“Vi uccideremo tutti” e “Non vi vogliamo qui” sono solo alcune delle frasi che si sono sentiti rivolgere i membri della squadra israeliana di Judo durante i mondiali svoltisi lo scorso week-end a Rabat in Marocco. Per gli atleti israeliani i problemi sono cominciati già prima dell’arrivo in Marocco: lo Shin Bet infatti aveva annunciato alla delegazione giunta all’aeroporto Ben Gurion di Tel Aviv che i suoi uomini della sicurezza non avrebbero accompagnato la squadra e hanno consigliato di cancellare la loro partecipazione alla competizione.
Moshe Ponti, presidente della federazione israeliana di Judo, ha deciso però di non rinunciare all’importante manifestazione sportiva, che con un buon risultato avrebbe garantito la partecipazione ai Giochi Olimpici del prossimo anno, e ha ottenuto dal comitato organizzatore la promessa che le guardie del corpo del re avrebbero protetto la delegazione israeliana durante il soggiorno a Rabat. Nel frattempo però il sito web ufficiale della competizione aveva già rimosso la bandiera israeliana e la lista dei partecipanti di Israele causando un certo malcontento tra i vertici della federazione israeliana.

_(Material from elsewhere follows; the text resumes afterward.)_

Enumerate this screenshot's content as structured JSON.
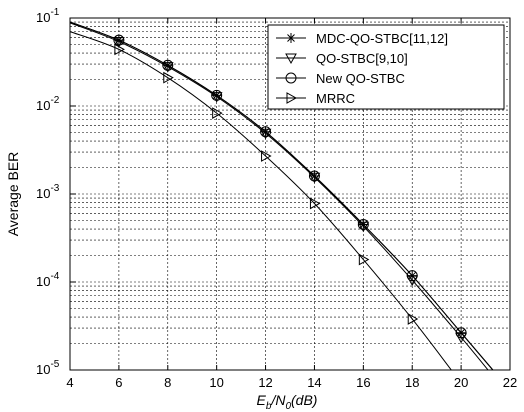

Giunti a Rabat gli atleti sono stati tenuti all’aeroporto per più di otto ore in una stanza senza sedie, acqua e cibo. La motivazione fornita dalle autorità marocchine è stata che gli atleti non disponevano del visto necessario e hanno aggiunto che uno di questi aveva un’arma nella sua valigia. Anche durante il primo giorno della competizione l’ostilità nei confronti degli israeliani era palpabile: nessuna bandiera per lo Stato ebraico e un comportamento altamente anti-sportivo da parte del pubblico che ha continuamente minacciato di morte gli atleti israeliani.
Nonostante questo la federazione israeliana ha raggiunto dei buoni risultati con due atleti piazzati quinti e tre al settimo posto. Secondo Yarden Gerbi, ex campione del mondo, “ciò che è successo in Marocco è una disgrazia. Mi vergogno di cosa è accaduto all’aeroporto e durante le gare. Siamo andati li per lo sport e non per la politica.” Moshe Ponti invece ha voluto ribadire che “gli atleti israeliani continueranno ad andare in tutti i paesi arabi che lo permettono, abbiamo fatto la cosa giusta.”